Ten behoeve van de controle van de in artikel 6k bedoelde uitgaven, kosten en ontvangsten verschaft de SVB desgevraagd aan de door de minister daartoe aangewezen ambtenaren van de accountantsdienst, bedoeld in artikel 66, eerste lid, van de Comptabiliteitswet 2001, de voor deze controle benodigde informatie en verleent desgevraagd aan deze ambtenaren toegang tot en inzage in alle gegevens die bij de controle op enigerlei wijze een rol spelen.

Artikel 6o

De SVB voert een zodanig ingerichte afzonderlijke administratie, dat daaruit te allen tijde de voor de vaststelling van de in artikel 6k, eerste en tweede lid, bedoelde uitgaven en kosten van belang zijnde rechten en verplichtingen alsmede de betalingen en ontvangsten kunnen worden nagegaan.

Artikel 6p
  • 1. De SVB verstrekt desgevraagd aan de minister kosteloos de voor de uitoefening van zijn taak in verband met artikel 19a van de wet en deze paragraaf benodigde inlichtingen. De minister kan toegang vorderen tot en inzage vorderen in gegevens en bescheiden, voor zover dat voor de vervulling van zijn taak in verband met deze wet redelijkerwijs nodig is en voor zover deze gegevens en bescheiden niet herleidbaar zijn tot gegevens en bescheiden over individuele personen.

  • 2. De minister is bevoegd de door de SVB verstrekte inlichtingen en de informatie verkregen uit de inzage in gegevens en bescheiden, bedoeld in het eerste lid, te gebruiken, te bewerken en aan derden te verstrekken, voor zover deze niet tot gegevens van en inlichtingen over individuele personen herleidbaar zijn.

ARTIKEL II

Deze regeling treedt in werking op het tijdstip waarop artikel 19a van de wet in werking treedt.

Deze regeling zal met de toelichting in de Staatscourant worden geplaatst.

De Staatssecretaris van Volksgezondheid, Welzijn en Sport,

M. Bussemaker.

De Staatssecretaris van Sociale Zaken en Werkgelegenheid,

J. Klijnsma.

TOELICHTING

Mantelzorg is erg belangrijk voor de Nederlandse samenleving.

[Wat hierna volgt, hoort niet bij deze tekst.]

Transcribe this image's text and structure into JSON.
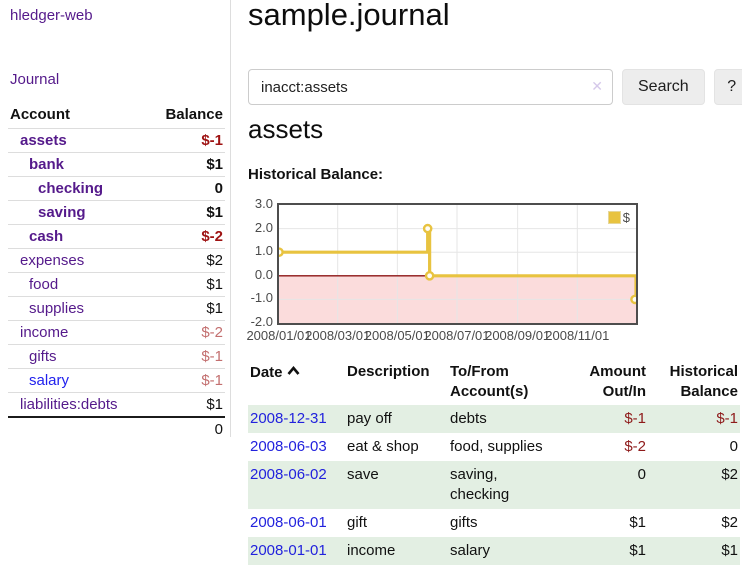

Zo blijkt uit onderzoek van het SCP dat 75% van de zorg die mensen thuis ontvangen, door mantelzorgers wordt geboden. In het rapport ‘Blijvend in balans’ geeft het SCP bovendien aan dat het aantal mantelzorgers dat mantelzorg verleent in 2020 zelfs zal toenemen tot 1,6 miljoen. Tegenover deze positieve ontwikkeling staat echter het feit dat een aanzienlijke groep mantelzorgers overbelast is of zich erg zwaar belast voelt. Dit is de keerzijde van de medaille. Ondersteuning van mantelzorgers bij het uitvoeren van hun belangrijke werk is dan ook noodzakelijk. De laatste jaren is veel gedaan om de ondersteuning van mantelzorgers te versterken en beter af te stemmen op de wensen en behoeften die bij hen leven.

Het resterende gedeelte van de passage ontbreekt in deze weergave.